Figure 2.

T cell brain infiltration is confined to the perilesional cortices, 30 dpi. Box plot representing the number of infiltrating T cells, defined by expression of TCRβ (A) and stacked bargram representing the percentage of CD4+ and CD8+ T cells (B) in the brain of WT and TG mice, as analyzed in the perilesional and contralateral cortices (ipsi and contra, respectively; WT ipsi, n = 12; WT contra, n = 7; TG ipsi, n = 10; TG contra, n = 7), or in intact cortices from respective naïve mice (WT naïve, n = 5, TG naïve, n = 9).
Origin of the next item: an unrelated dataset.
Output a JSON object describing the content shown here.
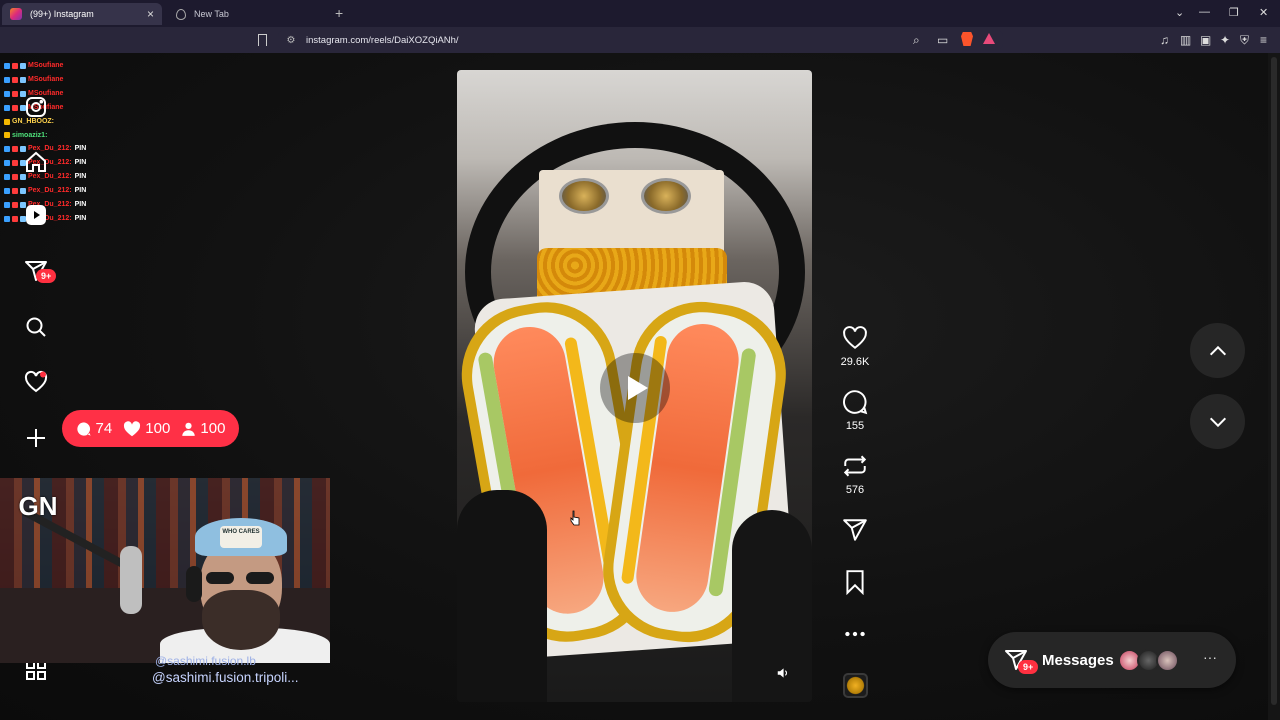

Independently from the genotype, a significant infiltration of TCRβ+ T cells was observed in the perilesional areas but not in the contralateral hemispheres (comparable to naïve non-injured brains). The majority of brain-infiltrating T cells presented a CD8 phenotype. In the TG CCI mice, there was a significant skew of CD4/CD8 ratio towards CD8+ T cells. Table (C) summarizes the results of the statistical analysis in T cell counts between the experimental groups. In (A) boxes represent the 25–75% value range, including the median value, indicated with the line. Whiskers represent 1.5x standard deviation (SD). □ indicates the mean value. In the stacked bargram, data are presented as mean ± standard error of the mean (s.e.m.). A binomial negative regression or a linear mixed model was applied to assess statistical differences in the counts of total T cells. The Kruskal Wallis test or the paired samples Wilcoxon signed ranked test was used for the analysis of CD4 and CD8 frequency distribution. ^φp < 0.05 and ^φφφp < 0.001 vs. TG ipsi. *p < 0.05 and ***p < 0.001 vs. WT ipsi. In all tests, Bonferroni correction was used to adjust p-values in multiple comparisons.